Victims accept ransom from the organization
The victim organization then receives the first signal that it has been attacked, ransomware is installed and access to critical organizational data is cut off. The victim is immediately covered in shame as they drop a leaked website on the ransomware gang’s dark web. Press releases may also be issued that threaten to make the stolen sensitive data public, with the aim of intimidating the victim into paying a ransom.
The ransom is paid in cryptocurrency
A successful ransomware attack is considered to be an attack in which the ransom money is paid in cryptocurrencies that are difficult to trace and can be easily converted into normal currency. Cybercriminals often invest in it to increase their income and remunerate their associates through it so they don’t get caught.

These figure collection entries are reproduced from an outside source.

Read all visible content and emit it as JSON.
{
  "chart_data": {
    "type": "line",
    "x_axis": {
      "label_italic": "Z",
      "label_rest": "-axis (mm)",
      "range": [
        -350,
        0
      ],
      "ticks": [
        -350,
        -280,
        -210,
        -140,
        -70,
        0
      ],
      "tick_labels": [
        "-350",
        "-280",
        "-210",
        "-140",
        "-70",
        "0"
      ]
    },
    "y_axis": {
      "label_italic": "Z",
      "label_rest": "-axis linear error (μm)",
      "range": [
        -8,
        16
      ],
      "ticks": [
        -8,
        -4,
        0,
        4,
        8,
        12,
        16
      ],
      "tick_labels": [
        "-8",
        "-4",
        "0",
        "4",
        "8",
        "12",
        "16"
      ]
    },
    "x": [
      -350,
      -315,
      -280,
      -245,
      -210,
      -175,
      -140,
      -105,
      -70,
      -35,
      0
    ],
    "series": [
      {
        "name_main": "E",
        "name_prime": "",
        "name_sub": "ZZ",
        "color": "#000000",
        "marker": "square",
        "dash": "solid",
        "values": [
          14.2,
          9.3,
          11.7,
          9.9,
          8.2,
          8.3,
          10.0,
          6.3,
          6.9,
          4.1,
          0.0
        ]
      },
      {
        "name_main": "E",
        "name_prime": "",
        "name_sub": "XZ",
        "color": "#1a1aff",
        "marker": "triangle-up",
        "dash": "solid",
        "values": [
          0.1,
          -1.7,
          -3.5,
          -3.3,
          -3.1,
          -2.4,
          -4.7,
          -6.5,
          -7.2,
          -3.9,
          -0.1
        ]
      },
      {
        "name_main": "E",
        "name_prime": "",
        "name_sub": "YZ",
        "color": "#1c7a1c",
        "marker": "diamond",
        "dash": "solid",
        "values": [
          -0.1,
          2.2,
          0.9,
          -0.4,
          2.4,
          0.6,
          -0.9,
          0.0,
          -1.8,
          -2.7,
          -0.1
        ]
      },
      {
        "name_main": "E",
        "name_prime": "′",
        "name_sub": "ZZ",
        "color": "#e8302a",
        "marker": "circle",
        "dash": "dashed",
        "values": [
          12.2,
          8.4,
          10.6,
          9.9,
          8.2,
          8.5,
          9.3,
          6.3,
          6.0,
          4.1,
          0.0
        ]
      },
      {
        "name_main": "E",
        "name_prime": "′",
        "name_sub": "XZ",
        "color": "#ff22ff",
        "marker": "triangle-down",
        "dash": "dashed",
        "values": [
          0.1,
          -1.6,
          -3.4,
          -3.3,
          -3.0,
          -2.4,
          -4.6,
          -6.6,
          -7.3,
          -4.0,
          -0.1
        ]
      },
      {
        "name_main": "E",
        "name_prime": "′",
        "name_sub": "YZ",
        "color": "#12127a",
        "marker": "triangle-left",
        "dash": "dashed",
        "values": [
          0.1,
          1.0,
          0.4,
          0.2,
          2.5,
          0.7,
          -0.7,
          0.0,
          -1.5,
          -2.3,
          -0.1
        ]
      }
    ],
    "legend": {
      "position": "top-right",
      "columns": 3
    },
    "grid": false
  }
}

It is possible that reasonably trained criminals will do all the work, but it is very rare. Criminal groups have practices to reduce the risk of being caught, and experts are trained for different levels of attack. These groups benefit from interdependence as the responsibility for crime changes at each stage. The underground world of cybercrime is full of expertise. Among them are spammers who serve as spy, conspiracy and fraudsters to steal people’s information and the data broker sells this stolen data on the dork web.
This data can only be obtained by a “beginner access broker” specializing in early breaches of computer systems. This sale takes place before the data is sold to ransomware attackers. These attackers often act as facilitating brokers for crimes and are also used to serve ransomware as well as other suspected malware.
Online sale of stolen data
These coordinated groups, black market vendors, provide an online marketplace where criminals can openly sell stolen data and start a commercial service, usually through the Tor network on the dorkweb. There are also currency traders who convert cryptocurrency to traditional currency, while intermediaries representing the victim and the perpetrator negotiate the ransom amount. This ecosystem is constantly growing. For example, recent activity has included “ransomware consultants” who charge fees to advise criminals at critical stages of an attack.
arrest of a criminal
Governments and law enforcement have stepped up efforts to tackle ransomware criminals after nearly a year of cyber attacks. Police in Ukraine and South Korea were coordinating to catch the infamous CLOP ransomware gang when the G-7 met in Cornwall in June 2021. The same week, Russian national Oleg Koshkin was convicted in a US court for running a malware encryption service that criminal groups used to carry out cyber attacks while avoiding antivirus software.
Police and agencies must be faster than criminals
While these developments are inevitable, ransomware attacks are complex crimes involving multiple criminal networks. As criminals change the way they act, law enforcement and cybersecurity experts will also need to step up their efforts to deal with it. But, the relative inertia of the police services and the lack of arrest of the main culprit will hold them back from these cybercriminals even if an extradition treaty is signed between the United States and Russia.